First the doctor did “a blood gas” test on blood taken from Jenelle’s finger (just a prick.) The readings (the specific numbers of which I can’t recall, but it included things like CO2 levels and PH levels) indicate that Jenelle has “Metabolic Acidosis”, but that this Metabolic Acidosis is not caused by her Kidneys. The blood gas test further showed that Jenelle’s kidneys and liver functions are normal. Jenelle has always had very blue feet, and upon seeing them, the doctor ordered a second “blood gas” test taken from her toe to “prove a point.” Obviously, the levels from this test were even worse confirming her Metabolic Acidosis. Just to give you an idea… the oxygen level in the sample taken from her hand was 63% (which isn’t great), and the oxygen level in the sample from her foot was 36%. Dr. Ben-Ezer prescribed a bi-carb supplement for Jenelle and wants to see her in a month, but after that, she thinks we need a Rheumatologist. I have no idea why we need a Rheumatologist, other than Dr. Ben-Ezer works with kidney problems, and this isn’t one!

So, what is causing this Metabolic Acidosis? Unfortunately, we don’t know. Dr. Ben-Ezer said, “its like what came first, the chicken or the egg? Here we’ve found the chicken, we just need to find the egg. Will Jenelle be able to go onto the Ketogenic Diet? We don’t know, however I personally know of two children who tried the diet but were taken off because later they were diagnosed with Metabolic Acidosis. Dr. Ben-Ezer plans to call Dr. Shields today to discuss her findings. She did however tell us we could proceed with the diet without waiting for the findings from the Rheumatologist – so that is hopeful.

As a follow up, I wanted to point out a couple of things from my last update about Dr. Dravet. As I’ve been mulling over all the information from this past weekend, I’ve noticed two things: First, I personally think there were some “language barrier” issues. When Dr. Dravet said Jenelle did not have Epilepsy, it is my feeling that in Europe, Neurologists only think that Epilepsy is when seizures only come from a problem with the brain. In the United States, seizures and Epilepsy are usually synonymous – if anything for the sole purpose of taking the stigma away from the word Epilepsy. So, according to US Neurologists, Jenelle has uncontrolled seizures of an unknown cause that is also known as Epilepsy. The second thing I noticed is that the Health Insurance Industry really dictates how U.S. doctors can practice medicine, and in reality, how doctors diagnose problems. Dr. Dravet said that in France when a child is referred to a Neurologist, they immediately run all tests including MRI, EEG, metabolic panels and chromosome panels. In the U.S., you have to have a reason to “suspect something” before you can “order” the test. Because their hands are so tied, US Doctors literally take a shot in the dark hoping they will find the answer by chance. We definitely need a call for better health reform.

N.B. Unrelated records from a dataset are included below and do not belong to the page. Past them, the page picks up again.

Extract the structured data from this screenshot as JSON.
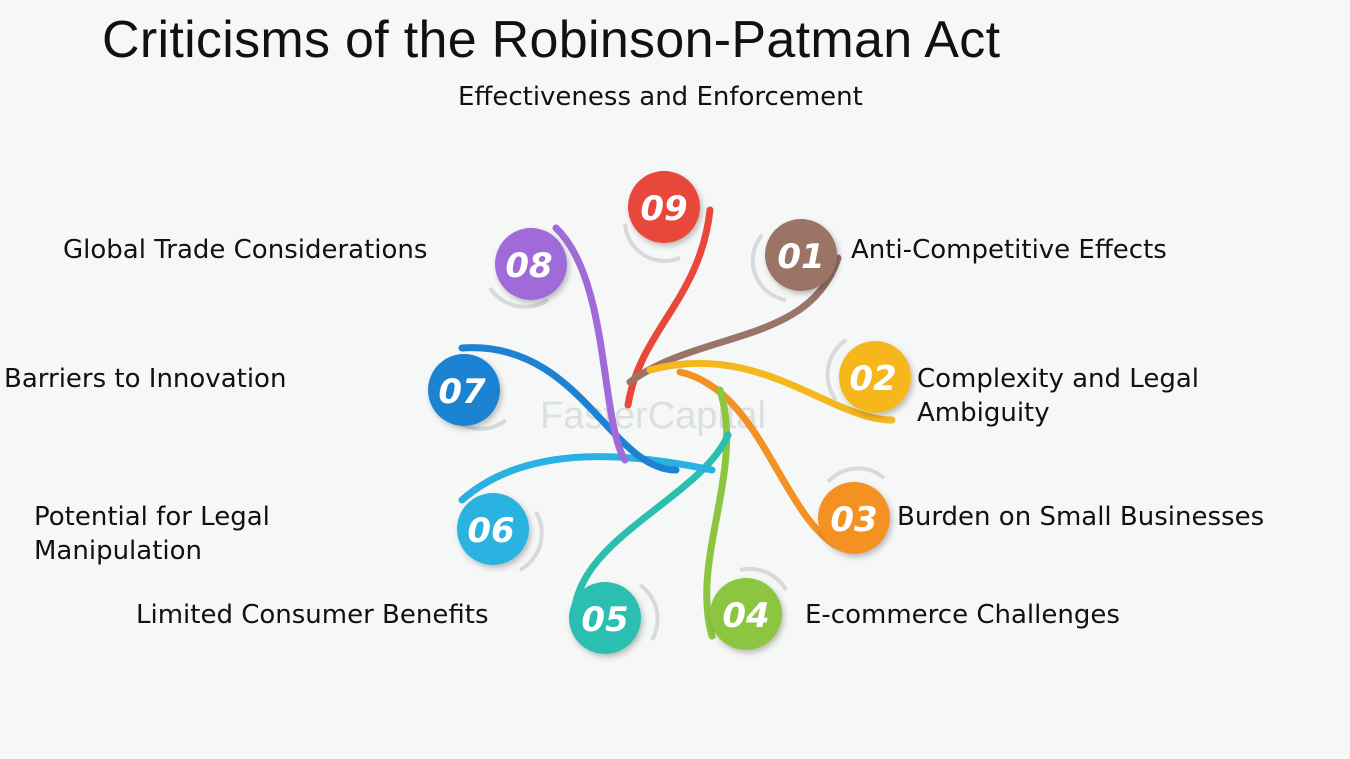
{
  "title": "Criticisms of the Robinson-Patman Act",
  "center_item": {
    "number": "09",
    "label": "Effectiveness and Enforcement",
    "color": "#e8473a"
  },
  "items": [
    {
      "number": "01",
      "label": "Anti-Competitive Effects",
      "color": "#9a7466"
    },
    {
      "number": "02",
      "label_lines": [
        "Complexity and Legal",
        "Ambiguity"
      ],
      "color": "#f5b71e"
    },
    {
      "number": "03",
      "label": "Burden on Small Businesses",
      "color": "#f39224"
    },
    {
      "number": "04",
      "label": "E-commerce Challenges",
      "color": "#8cc63f"
    },
    {
      "number": "05",
      "label": "Limited Consumer Benefits",
      "color": "#2bbfb0"
    },
    {
      "number": "06",
      "label_lines": [
        "Potential for Legal",
        "Manipulation"
      ],
      "color": "#29b2e1"
    },
    {
      "number": "07",
      "label": "Barriers to Innovation",
      "color": "#1e82d2"
    },
    {
      "number": "08",
      "label": "Global Trade Considerations",
      "color": "#a06ad8"
    }
  ],
  "watermark": "FasterCapital"
}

One last thing –I wanted to give an update on Jenelle’s friend Lily. Unfortunately, even after brain surgery, Lily continued to have grand mal seizures, almost as bad as before her surgery. It was so heartbreaking to hear. As a last resort, her doctor felt they needed to try Vigabatrin – a drug Jenelle had some success with that we had to purchase from Canada. Lily’s Mom is concerned with the risk of vision loss as a side effect, but was willing to give it a try!. We had a lot of Vigabatrin “left over” from when Jenelle was on it, so I sent what we had to Lily’s Mom last week. Lily started it last Thursday, and they haven’t seen a grand mal since! (Knock on wood – us seizure Moms are superstitious!) Lily's website has moved, so here is the new link in case you’d like to check on Lily (and her cute little sister Andi) from time to time. We are definitely saying prayers that the Vigabatrin is the answer for Lily!

Lily's New Website!

Thank you all for your thoughts and prayers for Jenelle. At this point, we need to meet with Dr. Shields again and discuss where to go from here! I’ll keep you posted!